This week I’ve been writing my bulk load about every other day, and then write lighter on the days in between. On the lighter days (kind of feels like body builders’ workout routines) I wrote poems, equalling about a handful total. These are poems that I put less focus on rhyme scheme, alliteration, consonance, and wordplay. I attempted using a more calculated patience in the groupings of lines/meter in my stanzas- which was the majority of the feedback I got in our class the other day.
On a different, more personal note of my writing life… I experienced what felt like close to rock bottom… I had an acutely insecure episode that consisted of some crying sessions/lack of sleep because I started hating the primary style I’ve been using for the past few years. I had a reading at an open mic a week and a half ago, a reading at the Student Mixer last Sunday, and another poem displayed in class- all of which I felt were not well-received, and when I heard myself reading them aloud found that I wasn’t really satisfied with what I wrote. The silver lining is that it helps to go through this harsh phase, because it forces you to look at your work a different way and realize you have to put a lot of work into revision, or even start all over again. I can’t emphasize enough how much I felt incredibly lousy, embarrassed, and defeated- which I always feel a little bit, but this time around was like an obscene amount. But I had this miracle of a thought in the middle of my chanting negative self-talk, inside and outside of my head… thinking you suck is ridiculous, conterproductive, and you need to snap out of it when you realize how useful you are to others outside of writing- and within writing if you just keep at it. It’s so petty, so against a utilitarian principle that I feel so strongly about, to think a few poems I’m dissatisfied with dismisses my potential and worth as a human. It’s a learning experience when you don’t nail a a poem, essay, nonfiction, or fiction story. The takeaway shouldn’t be that you’re a failure for the rest of your days. (Not even kidding, ELO’s “Hold on tight to your dreams” just came on over my headphones. They know.)
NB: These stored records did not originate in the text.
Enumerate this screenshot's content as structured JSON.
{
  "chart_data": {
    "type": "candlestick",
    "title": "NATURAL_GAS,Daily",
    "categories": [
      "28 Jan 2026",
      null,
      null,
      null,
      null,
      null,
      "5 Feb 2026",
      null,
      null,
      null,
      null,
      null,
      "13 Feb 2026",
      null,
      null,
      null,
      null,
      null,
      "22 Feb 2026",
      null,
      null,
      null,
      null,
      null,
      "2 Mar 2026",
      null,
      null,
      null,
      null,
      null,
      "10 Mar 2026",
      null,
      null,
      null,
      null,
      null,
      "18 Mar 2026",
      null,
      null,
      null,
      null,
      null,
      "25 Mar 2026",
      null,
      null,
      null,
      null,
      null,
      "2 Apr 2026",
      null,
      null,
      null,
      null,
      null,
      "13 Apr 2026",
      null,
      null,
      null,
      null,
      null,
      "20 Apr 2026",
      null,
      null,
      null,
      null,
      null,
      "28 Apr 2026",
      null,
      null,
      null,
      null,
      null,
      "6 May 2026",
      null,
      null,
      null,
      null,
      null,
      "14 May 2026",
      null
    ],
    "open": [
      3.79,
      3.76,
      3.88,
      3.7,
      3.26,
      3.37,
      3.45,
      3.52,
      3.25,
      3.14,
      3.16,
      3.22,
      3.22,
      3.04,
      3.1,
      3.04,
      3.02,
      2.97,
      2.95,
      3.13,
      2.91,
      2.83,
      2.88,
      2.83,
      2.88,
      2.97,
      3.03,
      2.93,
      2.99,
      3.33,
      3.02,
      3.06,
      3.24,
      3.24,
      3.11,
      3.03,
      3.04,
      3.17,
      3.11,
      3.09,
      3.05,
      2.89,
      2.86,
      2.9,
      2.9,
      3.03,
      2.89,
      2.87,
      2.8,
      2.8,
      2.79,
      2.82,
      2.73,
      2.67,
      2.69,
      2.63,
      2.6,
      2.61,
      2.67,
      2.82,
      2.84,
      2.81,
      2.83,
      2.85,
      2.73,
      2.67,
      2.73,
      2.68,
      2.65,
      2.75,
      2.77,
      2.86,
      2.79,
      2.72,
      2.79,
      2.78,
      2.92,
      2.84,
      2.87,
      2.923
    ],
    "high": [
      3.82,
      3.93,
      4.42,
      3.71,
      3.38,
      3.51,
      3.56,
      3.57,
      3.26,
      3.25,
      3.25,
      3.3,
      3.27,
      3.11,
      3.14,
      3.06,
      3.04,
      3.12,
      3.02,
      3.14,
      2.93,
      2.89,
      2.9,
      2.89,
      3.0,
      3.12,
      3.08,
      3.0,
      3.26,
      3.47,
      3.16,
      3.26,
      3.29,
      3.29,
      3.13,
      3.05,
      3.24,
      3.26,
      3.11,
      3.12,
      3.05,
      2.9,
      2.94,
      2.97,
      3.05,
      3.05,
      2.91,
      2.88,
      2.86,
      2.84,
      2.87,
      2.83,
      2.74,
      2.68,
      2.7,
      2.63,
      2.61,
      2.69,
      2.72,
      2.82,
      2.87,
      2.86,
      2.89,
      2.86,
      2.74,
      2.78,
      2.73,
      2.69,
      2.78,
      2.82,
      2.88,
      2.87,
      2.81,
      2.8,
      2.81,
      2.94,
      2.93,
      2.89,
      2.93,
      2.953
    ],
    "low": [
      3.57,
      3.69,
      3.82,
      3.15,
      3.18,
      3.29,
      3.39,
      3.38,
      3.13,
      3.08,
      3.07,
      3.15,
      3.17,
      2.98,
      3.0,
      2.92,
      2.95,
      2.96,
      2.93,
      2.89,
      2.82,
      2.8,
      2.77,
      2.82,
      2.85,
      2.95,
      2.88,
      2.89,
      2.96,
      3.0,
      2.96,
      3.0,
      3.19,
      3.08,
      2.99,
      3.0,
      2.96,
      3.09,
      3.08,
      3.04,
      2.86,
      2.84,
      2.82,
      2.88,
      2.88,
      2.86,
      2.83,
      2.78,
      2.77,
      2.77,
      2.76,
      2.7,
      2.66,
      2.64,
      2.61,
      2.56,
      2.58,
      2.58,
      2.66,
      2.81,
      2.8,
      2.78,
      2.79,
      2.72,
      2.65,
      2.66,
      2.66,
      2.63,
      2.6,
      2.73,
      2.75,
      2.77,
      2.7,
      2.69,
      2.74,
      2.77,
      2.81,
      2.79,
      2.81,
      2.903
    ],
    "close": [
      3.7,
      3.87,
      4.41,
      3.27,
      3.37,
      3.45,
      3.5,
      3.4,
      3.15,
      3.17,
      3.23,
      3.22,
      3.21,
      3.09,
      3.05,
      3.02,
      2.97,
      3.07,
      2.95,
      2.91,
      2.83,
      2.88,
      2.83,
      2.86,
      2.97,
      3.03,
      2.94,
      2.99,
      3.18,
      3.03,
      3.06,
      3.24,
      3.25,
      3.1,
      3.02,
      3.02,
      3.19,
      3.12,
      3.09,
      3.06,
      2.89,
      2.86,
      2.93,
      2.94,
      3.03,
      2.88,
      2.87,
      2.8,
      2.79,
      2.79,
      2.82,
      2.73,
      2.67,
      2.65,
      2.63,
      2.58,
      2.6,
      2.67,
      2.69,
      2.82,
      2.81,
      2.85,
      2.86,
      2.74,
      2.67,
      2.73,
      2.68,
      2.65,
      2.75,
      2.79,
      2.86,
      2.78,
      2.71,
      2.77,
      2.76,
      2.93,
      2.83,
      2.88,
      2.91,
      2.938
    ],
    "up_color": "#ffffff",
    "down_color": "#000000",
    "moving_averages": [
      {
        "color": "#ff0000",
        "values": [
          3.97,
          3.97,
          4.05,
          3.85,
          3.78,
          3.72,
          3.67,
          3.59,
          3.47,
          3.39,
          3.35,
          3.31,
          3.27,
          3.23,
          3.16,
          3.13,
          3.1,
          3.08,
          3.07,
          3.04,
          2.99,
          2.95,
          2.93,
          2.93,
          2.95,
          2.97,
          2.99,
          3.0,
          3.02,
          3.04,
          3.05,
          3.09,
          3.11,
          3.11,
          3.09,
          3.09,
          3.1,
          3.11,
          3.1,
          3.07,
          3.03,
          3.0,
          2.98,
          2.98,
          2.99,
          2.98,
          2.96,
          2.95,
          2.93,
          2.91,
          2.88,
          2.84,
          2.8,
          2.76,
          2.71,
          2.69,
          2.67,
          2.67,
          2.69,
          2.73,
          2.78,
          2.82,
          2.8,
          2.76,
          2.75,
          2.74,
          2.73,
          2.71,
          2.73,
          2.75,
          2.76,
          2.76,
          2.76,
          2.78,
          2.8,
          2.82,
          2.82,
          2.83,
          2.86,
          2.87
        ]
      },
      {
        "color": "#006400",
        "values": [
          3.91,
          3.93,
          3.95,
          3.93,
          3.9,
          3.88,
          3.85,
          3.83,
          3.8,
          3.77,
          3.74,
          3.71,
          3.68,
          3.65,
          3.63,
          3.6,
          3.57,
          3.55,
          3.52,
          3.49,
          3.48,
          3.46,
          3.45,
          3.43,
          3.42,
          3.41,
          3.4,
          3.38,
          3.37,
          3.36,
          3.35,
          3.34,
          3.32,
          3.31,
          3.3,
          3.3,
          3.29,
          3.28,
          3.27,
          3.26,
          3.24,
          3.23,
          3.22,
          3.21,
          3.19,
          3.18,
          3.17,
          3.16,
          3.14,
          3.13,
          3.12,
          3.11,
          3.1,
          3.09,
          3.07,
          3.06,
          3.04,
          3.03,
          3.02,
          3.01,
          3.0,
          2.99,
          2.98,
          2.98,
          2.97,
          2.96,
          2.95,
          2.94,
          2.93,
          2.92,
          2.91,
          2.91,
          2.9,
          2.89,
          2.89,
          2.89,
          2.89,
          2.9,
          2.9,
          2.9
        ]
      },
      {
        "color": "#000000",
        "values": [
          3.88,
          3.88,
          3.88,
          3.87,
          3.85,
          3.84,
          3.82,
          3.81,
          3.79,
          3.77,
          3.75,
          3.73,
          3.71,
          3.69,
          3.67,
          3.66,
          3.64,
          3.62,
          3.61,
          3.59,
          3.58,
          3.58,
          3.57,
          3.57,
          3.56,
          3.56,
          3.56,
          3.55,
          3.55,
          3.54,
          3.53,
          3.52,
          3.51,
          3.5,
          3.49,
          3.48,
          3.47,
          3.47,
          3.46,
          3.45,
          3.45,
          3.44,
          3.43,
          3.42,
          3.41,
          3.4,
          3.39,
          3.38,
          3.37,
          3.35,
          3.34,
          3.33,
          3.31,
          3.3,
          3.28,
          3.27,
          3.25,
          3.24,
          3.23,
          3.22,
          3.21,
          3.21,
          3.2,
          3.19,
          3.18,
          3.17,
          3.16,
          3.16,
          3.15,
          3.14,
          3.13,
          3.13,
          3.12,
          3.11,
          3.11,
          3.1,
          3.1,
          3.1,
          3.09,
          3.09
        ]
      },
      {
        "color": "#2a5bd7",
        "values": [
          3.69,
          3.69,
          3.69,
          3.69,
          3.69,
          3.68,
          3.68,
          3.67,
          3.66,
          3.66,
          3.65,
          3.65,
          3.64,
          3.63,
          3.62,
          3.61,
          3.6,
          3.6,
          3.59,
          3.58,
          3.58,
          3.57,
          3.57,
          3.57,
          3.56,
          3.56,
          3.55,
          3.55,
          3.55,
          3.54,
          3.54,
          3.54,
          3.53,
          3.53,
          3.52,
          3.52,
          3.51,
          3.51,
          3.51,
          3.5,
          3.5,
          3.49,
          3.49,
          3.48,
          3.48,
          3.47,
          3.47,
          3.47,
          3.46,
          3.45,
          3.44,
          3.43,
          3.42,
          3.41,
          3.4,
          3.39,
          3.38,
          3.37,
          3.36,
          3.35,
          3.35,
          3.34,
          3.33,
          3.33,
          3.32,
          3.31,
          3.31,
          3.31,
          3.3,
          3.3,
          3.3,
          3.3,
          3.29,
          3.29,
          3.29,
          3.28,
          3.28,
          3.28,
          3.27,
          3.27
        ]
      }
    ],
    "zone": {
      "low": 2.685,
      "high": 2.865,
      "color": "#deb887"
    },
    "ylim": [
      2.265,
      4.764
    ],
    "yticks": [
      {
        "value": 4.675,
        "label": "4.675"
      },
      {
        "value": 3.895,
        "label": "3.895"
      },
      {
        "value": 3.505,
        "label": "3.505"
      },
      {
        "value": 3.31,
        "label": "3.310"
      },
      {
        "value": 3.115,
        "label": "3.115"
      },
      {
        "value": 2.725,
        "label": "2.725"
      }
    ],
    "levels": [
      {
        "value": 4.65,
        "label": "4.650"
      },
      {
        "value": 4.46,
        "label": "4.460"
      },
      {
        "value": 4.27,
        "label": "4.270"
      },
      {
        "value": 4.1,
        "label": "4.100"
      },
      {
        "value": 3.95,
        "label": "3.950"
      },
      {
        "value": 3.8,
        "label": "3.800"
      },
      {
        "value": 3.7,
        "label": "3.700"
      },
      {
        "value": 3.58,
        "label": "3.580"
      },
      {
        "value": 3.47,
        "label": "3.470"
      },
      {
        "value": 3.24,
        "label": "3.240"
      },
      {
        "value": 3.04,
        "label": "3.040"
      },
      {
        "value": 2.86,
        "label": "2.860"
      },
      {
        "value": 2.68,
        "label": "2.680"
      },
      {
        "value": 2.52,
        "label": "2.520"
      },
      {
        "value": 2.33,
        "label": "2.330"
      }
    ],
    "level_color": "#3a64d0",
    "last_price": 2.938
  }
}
I also know that my anxiety/mental struggles are part of the problem, but not the problem. I’ve addressed the issue with setting up the appropriate doctor/counselor appointments and have been talking things out with my amazing family and friends who are saints for listening to me. Every now then you have to swallow your pride before you choke on it. I, like most others, are terrified to admit we have problems that seem like small potatoes and not real problems. You convince yourself that to open up is a form of whining and burdening others who have the real problems. But there’s a breaking point. Writers and artists are notorious for not seeking the resolution to these problems. But you don’t have to be emotionally and mentally fucked up to create good work. I love Sherman Alexie’s testimony to this- he has very candidly evaluated and shared his own battle with bipolar disorder and encourages others to seek psychiatric help and medication. I also just love Sherman Alexie in general.
I think I’m rambling at this point, so I’ll close on that note.